Stavolta è chiaro a tutti, e certamente agli elettori, che Giorgia Meloni e il suo ministro Carlo Nordio mettono mano alle carriere dei magistrati per ragioni in ogni caso diverse dall’interesse personale in senso stretto. Ci saranno logiche, per la presidente del Consiglio, riconducibili magari al fatto di essere la prima esponente di destra al vertice di un governo repubblicano. C’è dunque in gioco l’esigenza di acquisire una legittimazione e un riconoscimento attraverso una riforma costituzionale. Ma se l’Anm andasse a raccontare che Meloni e Nordio vogliono il “divorzio” fra giudici e pm per salvarsi da qualche processo, gli elettori minimamente informati si farebbero una grassa risata.
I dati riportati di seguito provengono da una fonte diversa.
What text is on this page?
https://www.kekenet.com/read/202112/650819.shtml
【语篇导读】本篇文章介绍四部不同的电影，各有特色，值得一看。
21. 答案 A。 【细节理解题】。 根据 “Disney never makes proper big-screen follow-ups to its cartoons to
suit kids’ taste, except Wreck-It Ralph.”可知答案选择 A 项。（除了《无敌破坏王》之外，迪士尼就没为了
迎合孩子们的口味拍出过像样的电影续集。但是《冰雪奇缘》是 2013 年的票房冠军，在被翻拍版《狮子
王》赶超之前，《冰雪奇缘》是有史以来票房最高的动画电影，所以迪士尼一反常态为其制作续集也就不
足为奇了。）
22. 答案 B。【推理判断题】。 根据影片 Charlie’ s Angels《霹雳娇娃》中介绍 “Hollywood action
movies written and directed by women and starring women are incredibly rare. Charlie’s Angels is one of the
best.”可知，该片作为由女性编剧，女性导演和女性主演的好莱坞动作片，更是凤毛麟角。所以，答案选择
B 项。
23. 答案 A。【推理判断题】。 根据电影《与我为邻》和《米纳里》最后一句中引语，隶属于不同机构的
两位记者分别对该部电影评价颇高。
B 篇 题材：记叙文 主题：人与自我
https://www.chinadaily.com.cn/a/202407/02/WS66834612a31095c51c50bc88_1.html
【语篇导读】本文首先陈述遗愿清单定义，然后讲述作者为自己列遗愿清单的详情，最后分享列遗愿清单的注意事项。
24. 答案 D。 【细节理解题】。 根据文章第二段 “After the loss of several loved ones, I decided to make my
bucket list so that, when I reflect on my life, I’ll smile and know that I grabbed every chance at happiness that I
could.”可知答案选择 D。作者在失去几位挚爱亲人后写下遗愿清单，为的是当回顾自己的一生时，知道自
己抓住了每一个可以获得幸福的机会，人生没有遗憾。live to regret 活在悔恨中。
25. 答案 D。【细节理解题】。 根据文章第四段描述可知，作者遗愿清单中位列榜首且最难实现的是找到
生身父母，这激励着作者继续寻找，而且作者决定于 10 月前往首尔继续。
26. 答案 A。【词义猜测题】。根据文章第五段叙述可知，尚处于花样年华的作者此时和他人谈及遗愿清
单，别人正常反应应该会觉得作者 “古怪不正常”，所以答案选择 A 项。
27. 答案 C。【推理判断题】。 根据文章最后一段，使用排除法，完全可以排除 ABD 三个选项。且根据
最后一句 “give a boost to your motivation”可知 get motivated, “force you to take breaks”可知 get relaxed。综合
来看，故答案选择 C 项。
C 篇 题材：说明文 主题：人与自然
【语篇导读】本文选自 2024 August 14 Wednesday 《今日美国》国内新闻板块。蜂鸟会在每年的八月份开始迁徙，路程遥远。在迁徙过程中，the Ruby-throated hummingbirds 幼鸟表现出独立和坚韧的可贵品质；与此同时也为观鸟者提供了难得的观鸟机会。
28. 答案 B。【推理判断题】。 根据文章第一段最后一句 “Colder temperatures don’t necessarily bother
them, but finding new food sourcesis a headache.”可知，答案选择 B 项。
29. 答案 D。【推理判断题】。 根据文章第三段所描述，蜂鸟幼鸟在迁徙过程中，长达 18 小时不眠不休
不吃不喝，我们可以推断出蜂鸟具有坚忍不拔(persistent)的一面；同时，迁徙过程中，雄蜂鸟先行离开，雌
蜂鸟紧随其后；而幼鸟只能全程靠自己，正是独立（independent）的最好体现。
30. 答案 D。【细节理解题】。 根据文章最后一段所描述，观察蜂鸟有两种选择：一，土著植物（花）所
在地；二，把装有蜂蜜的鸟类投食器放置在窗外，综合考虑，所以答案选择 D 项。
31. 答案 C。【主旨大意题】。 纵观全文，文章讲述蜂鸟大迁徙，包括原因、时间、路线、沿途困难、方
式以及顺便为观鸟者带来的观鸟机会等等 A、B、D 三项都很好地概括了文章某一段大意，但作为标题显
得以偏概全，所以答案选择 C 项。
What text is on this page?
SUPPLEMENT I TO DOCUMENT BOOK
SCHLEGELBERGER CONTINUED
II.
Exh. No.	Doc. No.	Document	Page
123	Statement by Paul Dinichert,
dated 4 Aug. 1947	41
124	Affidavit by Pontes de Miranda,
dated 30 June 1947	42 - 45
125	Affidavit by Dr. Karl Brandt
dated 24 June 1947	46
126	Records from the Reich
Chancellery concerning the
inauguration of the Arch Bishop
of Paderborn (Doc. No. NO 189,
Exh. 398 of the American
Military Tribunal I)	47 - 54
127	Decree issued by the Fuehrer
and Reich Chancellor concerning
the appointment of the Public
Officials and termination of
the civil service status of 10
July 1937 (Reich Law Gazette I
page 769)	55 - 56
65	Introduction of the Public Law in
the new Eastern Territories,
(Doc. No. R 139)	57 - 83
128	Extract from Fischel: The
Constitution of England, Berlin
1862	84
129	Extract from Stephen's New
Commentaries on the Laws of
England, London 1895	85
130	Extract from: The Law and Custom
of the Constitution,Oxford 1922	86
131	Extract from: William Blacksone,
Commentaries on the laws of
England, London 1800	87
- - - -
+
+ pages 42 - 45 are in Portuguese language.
È chiaro dunque che stavolta i magistrati si lanciano nell’agone politico senza rete. Sono davvero una parte in lotta come le altre. Non sono i salvatori delle patria scesi temporaneamente dall’empireo giudiziario per disarmare quei manigoldi dei politici che, oltre a essere processabili, hanno pure la almeno apparente sfrontatezza di cucirsi riforme su misura. Stavolta non è così: ci si batte in campo aperto. Come un qualsiasi partito (e qui si vede con chiarezza l’altra anomalia).

Ecco, visto che è così, quel certo nervosismo che serpeggia fra le correnti e che oggi, all’assemblea dell’Anm in Cassazione, potrebbe manifestarsi ancora, ha una spiegazione più che logica: la magistratura associata ha deciso di scendere in un campo nel quale è oggettivamente fuori contesto. Sembra abbastanza insensato che un corpo di alti funzionari dello Stato si batta per fermare una legge approvata dall’organo costituzionale che, nello Stato, rappresenta la sovranità popolare. Un assurdo. Che ora, anche nelle analisi e nelle contraddizioni interne all’Associazione magistrati, viene inevitabilmente fuori.